И сейчас молчим. Под обрывом струится река. Звуки ее так же тихи, сонливы, как движения слабого верхового ветра. Вроде и ветра нет, а чувствуешь, замечаешь, как движется воздух, особенно когда повернешь навстречу лицо. И незаметно обо всем забываю — в голове поднимается туманная тяжесть, глаза сами по себе закрываются, и я ложусь. Но что-то мешает: по спине идет от травы прохлада, да и мигают звезды. Они сегодня особенно яркие, налитые, живые. Они выстраиваются в причудливые дороги, и чем сильнее в них вглядываюсь, тем их кажется больше и больше. Опять чудится что-то живое в их синем мерцании. Отчего это? Может, ночь виновата? Может, безлюдье? Тимофей лежит рядом неслышно. Дыханье такое же легкое, как у ребенка. А глаза открыты, не спит он. Видно, устал молчать, заговорил:
— Сколько их, не сосчитано, не измеряно...
— Сосчитано! — догадываюсь, что о звездах он, и говорю что-то пустое, ненужное об астрономии, говорю долго, взволнованно, но он опять молчит — и обидно. Да и ругаю себя, что не решаюсь опять спросить о работе, о пастьбе, о привесах. А время движется, ночь не вечна, утром нужно обратно. А с чем ехать? То ли забыл он совсем меня, то ли сам изменился. И я ворошу костерок, чтобы пламя поднять. Потом вглядываюсь в лицо его, и хоть костерок невелик, хоть лицо в темноту отодвинуто — все равно замечаю все. Нет, не изменилось лицо! Тимофею не нравится такое внимание, и он ложится кверху спиной. Что это, боже мой — со спины он мальчишка совсем, подросток. Какой он худой да коротенький, как долго живет, а не вырос. И думаю о жене его: «Любила ведь и такого — за что любила? Смешной ты — за что? Вот и спроси — за что?» — думаю сам про себя и вдруг хочется сказать ему что-то хорошее, повеселить.

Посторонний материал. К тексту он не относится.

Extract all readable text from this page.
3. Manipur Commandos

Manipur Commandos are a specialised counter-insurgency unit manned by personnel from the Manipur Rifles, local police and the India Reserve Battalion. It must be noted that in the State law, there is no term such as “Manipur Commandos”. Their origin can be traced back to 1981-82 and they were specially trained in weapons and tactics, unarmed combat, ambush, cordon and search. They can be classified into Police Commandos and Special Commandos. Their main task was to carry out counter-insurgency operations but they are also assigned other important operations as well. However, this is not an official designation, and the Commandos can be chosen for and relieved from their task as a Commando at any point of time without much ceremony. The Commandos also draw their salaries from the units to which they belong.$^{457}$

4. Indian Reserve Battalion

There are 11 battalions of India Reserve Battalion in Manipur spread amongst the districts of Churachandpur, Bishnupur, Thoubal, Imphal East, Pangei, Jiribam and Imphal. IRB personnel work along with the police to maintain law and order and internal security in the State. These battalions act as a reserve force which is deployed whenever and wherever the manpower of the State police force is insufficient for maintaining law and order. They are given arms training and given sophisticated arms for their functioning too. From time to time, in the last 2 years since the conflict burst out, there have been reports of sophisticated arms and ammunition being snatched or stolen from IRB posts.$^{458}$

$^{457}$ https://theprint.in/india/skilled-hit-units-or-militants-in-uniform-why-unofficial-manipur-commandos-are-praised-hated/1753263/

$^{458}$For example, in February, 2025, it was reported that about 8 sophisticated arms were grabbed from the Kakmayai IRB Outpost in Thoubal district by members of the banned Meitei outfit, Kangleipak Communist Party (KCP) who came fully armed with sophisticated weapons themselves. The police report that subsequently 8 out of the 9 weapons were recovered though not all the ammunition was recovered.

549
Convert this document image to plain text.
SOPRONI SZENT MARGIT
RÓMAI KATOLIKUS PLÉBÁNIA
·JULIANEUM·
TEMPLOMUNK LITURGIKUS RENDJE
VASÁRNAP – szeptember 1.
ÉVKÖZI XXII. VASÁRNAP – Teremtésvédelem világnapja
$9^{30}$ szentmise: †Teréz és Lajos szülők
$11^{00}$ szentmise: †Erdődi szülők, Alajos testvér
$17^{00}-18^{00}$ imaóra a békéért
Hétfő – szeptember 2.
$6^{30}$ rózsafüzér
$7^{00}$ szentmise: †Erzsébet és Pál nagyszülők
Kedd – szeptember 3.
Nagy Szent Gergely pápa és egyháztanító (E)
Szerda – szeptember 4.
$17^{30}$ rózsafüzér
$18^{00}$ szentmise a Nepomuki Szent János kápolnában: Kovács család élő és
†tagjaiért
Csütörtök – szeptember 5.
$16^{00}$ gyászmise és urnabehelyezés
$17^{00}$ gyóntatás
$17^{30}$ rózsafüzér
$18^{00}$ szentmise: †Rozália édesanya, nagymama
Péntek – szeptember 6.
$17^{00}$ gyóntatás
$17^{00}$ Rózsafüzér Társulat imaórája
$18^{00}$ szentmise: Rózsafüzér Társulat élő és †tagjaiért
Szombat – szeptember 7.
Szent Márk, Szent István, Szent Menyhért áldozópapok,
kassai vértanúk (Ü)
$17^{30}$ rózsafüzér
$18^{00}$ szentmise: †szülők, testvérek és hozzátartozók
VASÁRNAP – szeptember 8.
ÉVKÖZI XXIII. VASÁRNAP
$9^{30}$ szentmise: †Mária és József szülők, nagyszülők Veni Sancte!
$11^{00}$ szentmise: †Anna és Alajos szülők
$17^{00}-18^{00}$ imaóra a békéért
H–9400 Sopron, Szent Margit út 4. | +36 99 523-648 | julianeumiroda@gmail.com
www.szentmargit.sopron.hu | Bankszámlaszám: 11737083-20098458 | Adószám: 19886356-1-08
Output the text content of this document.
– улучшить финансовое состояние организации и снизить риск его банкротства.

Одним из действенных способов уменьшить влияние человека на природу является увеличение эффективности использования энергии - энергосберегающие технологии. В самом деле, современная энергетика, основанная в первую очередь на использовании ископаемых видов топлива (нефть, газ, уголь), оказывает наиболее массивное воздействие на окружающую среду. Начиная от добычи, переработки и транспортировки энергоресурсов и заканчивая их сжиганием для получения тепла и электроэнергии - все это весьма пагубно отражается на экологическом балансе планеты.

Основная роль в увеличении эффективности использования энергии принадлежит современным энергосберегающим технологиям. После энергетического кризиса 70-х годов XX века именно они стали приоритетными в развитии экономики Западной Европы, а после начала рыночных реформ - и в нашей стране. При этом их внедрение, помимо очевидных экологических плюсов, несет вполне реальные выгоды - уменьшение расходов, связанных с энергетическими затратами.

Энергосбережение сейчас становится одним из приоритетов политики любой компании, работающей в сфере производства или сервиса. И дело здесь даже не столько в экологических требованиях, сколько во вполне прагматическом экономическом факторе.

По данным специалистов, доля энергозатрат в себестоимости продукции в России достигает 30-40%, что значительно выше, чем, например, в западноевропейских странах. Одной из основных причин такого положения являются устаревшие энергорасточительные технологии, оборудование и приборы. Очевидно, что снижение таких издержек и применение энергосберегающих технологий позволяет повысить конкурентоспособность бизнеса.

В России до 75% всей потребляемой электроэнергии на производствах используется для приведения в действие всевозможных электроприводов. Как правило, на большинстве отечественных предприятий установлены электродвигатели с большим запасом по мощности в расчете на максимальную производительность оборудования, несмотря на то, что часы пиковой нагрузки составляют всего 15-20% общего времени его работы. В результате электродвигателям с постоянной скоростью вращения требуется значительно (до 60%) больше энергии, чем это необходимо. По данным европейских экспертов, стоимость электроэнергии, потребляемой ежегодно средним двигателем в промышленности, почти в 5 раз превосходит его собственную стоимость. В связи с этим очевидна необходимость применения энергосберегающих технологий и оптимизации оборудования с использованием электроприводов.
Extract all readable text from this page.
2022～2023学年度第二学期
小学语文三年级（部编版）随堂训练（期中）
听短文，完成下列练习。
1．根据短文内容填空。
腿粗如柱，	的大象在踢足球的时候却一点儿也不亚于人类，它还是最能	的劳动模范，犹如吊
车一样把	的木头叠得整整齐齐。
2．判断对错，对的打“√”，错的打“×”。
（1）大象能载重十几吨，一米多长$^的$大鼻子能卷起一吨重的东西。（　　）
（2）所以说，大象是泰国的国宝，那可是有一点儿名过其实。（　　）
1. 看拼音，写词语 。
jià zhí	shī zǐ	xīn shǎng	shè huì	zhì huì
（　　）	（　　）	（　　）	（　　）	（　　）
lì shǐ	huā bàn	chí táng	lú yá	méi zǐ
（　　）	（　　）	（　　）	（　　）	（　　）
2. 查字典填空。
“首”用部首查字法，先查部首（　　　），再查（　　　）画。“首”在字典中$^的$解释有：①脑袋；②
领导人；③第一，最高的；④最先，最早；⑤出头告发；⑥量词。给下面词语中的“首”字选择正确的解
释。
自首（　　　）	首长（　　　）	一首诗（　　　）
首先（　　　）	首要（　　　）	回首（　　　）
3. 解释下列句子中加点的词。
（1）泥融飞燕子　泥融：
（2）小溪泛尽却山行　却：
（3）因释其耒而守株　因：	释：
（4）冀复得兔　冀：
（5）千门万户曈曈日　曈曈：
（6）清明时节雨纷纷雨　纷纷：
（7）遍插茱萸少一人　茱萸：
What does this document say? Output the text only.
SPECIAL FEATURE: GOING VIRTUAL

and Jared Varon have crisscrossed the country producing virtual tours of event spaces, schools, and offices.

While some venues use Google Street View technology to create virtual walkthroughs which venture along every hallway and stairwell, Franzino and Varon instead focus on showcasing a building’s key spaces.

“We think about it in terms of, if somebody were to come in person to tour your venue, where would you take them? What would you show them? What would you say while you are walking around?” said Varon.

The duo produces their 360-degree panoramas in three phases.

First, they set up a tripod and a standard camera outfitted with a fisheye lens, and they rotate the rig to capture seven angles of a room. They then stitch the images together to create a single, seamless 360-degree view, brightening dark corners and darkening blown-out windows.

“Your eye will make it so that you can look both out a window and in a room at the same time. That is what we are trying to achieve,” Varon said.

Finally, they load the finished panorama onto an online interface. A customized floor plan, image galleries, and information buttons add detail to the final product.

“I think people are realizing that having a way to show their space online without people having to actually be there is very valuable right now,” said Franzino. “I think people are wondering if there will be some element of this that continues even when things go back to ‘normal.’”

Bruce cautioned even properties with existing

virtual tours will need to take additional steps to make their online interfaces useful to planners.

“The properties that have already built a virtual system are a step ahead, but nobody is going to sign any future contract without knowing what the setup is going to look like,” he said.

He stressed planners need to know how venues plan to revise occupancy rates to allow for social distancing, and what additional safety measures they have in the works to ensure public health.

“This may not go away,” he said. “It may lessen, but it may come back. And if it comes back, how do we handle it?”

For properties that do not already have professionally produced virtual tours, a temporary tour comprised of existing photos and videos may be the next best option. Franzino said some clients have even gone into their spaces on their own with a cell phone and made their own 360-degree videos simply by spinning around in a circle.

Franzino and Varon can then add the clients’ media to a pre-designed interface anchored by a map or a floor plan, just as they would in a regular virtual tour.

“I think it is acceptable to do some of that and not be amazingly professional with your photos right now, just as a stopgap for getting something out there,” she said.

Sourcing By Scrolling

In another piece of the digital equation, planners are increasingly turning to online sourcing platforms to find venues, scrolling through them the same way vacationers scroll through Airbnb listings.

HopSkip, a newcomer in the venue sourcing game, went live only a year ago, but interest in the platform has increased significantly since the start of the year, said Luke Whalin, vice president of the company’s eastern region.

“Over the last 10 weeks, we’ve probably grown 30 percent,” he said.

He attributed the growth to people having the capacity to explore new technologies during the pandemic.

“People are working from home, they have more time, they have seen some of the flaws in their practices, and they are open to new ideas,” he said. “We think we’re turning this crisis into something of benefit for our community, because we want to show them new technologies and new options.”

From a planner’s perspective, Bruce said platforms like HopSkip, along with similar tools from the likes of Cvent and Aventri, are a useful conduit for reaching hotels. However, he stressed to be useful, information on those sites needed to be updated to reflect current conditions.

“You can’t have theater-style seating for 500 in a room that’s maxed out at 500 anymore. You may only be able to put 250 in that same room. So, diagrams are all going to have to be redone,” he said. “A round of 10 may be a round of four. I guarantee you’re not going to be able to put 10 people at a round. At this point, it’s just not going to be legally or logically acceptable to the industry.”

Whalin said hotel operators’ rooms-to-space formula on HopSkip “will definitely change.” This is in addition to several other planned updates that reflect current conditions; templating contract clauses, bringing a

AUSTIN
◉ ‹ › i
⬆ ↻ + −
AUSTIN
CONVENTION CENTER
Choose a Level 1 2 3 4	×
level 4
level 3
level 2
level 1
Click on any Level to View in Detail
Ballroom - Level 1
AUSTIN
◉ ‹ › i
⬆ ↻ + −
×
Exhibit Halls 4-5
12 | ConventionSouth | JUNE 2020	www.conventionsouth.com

— Гармонь-то жива? Не продал?
— Гармонь-то не корова, Витенька. Это корову вывел да продал. А коснись меня, я б и корову не продал. Согласен? Все живое, с дыханьем, разве продашь?
— Цела, значит, — опять говорю о гармони.
— В дому лежит да поляживат. Тебе поиграть?
— Сам-то играешь?
— И пою, и играю, с притопом, с прихлопом, — он смеется, потом спохватывается, — тебе спеть, пода? Сильно давит ноченька на глаза...
— Неуж бы запел?
— А что, оштрафуешь?..
Но я все равно не поверил. Как же так — вдруг запеть?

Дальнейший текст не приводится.